Лизандер был совсем не похож на старших сыновей Дэвида – Александра и Гектора, которые, как и отец, преуспевали в Кембридже, а теперь блистали на Би-Би-Си и в МИДе. Оба сделали хорошие партии, но, в отличие от отца, были увлечены своими детьми, готовили по воскресеньям ленч, знали разницу между слоеным пирожком и сдобным печеньем и меняли пеленки, не считая это потерей мужского достоинства. И подобно отцу вели бесконечные дискуссии о том, что и как делать Лизандеру.
Ожидая этим утром сына, Дэвид Хоукли пребывал в крайне суровом настроении. Обычно в январе он купался в лучах славы от выпуска шестого класса в Оксбридж.
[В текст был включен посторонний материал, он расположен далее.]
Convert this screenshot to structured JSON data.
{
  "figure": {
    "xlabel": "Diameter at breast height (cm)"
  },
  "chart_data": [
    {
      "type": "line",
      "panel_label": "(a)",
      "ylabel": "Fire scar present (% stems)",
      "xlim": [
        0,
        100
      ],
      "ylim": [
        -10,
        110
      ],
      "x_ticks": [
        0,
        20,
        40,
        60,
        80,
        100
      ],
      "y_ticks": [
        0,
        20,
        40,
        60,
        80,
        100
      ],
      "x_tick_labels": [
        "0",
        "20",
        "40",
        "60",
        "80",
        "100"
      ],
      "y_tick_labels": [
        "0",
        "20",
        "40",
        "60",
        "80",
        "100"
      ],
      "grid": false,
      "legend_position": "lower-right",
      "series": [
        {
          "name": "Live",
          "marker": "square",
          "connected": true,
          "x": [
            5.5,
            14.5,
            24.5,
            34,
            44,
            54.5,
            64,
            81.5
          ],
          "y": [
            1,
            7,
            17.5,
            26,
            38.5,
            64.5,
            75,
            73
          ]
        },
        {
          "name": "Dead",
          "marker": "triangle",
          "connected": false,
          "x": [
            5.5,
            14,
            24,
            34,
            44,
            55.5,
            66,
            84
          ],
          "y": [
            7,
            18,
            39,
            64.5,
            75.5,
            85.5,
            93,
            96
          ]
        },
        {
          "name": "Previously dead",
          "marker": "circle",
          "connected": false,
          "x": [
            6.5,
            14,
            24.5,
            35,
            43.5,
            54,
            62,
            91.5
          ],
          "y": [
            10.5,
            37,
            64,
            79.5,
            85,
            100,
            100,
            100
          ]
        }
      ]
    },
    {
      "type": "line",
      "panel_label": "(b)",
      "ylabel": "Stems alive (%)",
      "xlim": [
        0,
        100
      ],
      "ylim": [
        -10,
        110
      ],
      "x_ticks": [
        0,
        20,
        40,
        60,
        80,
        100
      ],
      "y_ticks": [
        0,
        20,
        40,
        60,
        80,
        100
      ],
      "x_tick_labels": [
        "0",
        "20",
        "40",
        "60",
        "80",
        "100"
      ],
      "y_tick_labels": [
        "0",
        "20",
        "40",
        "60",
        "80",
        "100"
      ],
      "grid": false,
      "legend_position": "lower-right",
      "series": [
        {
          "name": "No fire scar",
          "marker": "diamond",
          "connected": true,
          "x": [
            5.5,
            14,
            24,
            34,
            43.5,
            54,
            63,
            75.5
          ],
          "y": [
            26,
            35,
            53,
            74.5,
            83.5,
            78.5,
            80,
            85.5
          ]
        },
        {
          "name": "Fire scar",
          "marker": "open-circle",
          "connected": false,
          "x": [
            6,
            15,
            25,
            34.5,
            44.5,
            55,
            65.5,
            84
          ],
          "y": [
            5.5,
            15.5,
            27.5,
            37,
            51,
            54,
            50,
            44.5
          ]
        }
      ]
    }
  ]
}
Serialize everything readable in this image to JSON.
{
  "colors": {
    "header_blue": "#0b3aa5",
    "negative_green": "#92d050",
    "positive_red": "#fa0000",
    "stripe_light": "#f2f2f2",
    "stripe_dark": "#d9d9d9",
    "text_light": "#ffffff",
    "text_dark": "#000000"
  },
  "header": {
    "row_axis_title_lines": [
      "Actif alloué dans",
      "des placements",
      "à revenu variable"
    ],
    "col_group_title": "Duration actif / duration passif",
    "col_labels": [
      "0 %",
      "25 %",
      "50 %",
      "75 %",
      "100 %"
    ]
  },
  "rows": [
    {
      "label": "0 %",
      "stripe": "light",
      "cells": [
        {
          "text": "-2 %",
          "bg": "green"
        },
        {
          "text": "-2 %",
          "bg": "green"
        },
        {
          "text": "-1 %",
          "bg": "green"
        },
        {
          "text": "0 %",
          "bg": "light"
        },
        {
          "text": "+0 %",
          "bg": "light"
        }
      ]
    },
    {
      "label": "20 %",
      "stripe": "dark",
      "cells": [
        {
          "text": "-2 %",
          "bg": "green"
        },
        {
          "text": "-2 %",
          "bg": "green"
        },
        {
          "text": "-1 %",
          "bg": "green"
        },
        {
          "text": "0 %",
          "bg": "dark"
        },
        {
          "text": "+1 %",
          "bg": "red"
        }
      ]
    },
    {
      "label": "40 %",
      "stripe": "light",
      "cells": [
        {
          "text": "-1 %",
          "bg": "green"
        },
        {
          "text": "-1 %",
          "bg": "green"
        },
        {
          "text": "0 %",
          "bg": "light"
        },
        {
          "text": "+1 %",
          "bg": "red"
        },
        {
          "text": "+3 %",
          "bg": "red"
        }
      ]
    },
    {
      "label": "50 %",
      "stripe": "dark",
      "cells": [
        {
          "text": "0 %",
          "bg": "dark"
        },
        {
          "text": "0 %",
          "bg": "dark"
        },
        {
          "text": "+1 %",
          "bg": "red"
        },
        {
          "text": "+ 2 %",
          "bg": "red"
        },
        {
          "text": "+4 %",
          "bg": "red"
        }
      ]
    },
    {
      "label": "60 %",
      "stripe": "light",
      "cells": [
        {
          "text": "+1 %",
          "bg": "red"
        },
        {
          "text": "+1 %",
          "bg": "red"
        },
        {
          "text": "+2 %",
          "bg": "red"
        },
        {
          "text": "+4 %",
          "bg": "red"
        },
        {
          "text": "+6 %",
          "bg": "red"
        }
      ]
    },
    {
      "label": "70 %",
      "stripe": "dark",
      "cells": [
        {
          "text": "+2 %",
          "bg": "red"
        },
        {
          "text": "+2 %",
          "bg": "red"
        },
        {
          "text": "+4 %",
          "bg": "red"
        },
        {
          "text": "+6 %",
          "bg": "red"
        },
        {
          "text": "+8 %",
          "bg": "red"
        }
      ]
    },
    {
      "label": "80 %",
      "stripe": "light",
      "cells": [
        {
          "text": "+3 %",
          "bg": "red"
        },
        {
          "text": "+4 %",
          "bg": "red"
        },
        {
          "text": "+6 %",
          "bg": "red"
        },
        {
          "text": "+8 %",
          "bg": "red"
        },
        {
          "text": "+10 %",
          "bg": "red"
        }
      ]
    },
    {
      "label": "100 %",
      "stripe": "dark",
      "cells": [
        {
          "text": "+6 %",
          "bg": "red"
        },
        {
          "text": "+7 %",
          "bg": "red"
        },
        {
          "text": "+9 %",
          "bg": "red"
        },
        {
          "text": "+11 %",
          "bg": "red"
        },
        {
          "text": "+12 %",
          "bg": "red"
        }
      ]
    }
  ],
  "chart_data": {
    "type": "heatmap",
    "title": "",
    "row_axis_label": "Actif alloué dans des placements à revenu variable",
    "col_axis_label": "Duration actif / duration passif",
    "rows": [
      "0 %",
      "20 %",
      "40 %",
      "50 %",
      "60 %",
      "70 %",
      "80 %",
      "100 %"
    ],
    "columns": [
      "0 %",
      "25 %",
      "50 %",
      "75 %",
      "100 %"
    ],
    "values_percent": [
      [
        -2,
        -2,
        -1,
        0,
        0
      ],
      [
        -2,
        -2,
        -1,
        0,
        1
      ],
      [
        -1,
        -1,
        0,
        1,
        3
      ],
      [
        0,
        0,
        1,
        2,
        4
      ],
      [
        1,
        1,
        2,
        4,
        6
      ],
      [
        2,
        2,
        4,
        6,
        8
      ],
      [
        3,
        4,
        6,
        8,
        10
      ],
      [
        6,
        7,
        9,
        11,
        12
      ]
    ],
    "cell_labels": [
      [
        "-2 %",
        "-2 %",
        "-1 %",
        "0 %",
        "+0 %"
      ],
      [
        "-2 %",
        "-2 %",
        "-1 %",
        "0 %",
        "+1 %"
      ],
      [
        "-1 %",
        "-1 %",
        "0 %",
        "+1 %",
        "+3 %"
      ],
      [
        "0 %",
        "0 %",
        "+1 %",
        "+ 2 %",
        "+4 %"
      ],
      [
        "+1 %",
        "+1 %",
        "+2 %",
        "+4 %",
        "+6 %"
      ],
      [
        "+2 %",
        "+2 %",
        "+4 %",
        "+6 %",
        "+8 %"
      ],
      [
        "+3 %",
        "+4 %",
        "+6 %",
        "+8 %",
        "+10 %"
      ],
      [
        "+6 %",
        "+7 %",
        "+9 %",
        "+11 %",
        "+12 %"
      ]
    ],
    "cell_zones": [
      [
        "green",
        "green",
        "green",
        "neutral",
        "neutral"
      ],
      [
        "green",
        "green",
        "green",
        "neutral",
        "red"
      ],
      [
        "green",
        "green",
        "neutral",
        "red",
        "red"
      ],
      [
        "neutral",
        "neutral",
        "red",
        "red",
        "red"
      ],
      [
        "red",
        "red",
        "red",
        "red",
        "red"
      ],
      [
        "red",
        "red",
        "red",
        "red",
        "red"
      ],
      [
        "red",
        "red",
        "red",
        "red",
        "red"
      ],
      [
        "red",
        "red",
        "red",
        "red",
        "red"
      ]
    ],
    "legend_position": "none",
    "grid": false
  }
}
Но в этом году против частных средних школ было такое предубеждение, что поступили только десять ребят, да и те без стипендий, что вызвало бесконечный поток обвинительных звонков от родителей. Большую часть ночи безжалостно перекраивая учебные программы, он все же понимал, что следующий год вряд ли будет удачнее.
Настроение стало еще хуже, когда сегодня утром его любимый попугай Симонидес был убит лисой. Симонидес лаял, как собака, болтал по-гречески и по-латыни и, вероятно, обученный Лизандером, орал «пошли к такой-то матери» на родителей воспитанников, которые слишком долго засиживались в доме.
Он любил сидеть у Дэвида на плече, когда тот работал, прыгать по постели, прижиматься к шее и оставался его единственным утешением после смерти Пиппы.
Дэвид злился еще из-за того, что подвиги Лизандера в Палм-Бич были уже вовсю размазаны «Скорпионом», и газета не без умысла подбрасывалась кругом воспитанниками, даже на его скамью в церкви.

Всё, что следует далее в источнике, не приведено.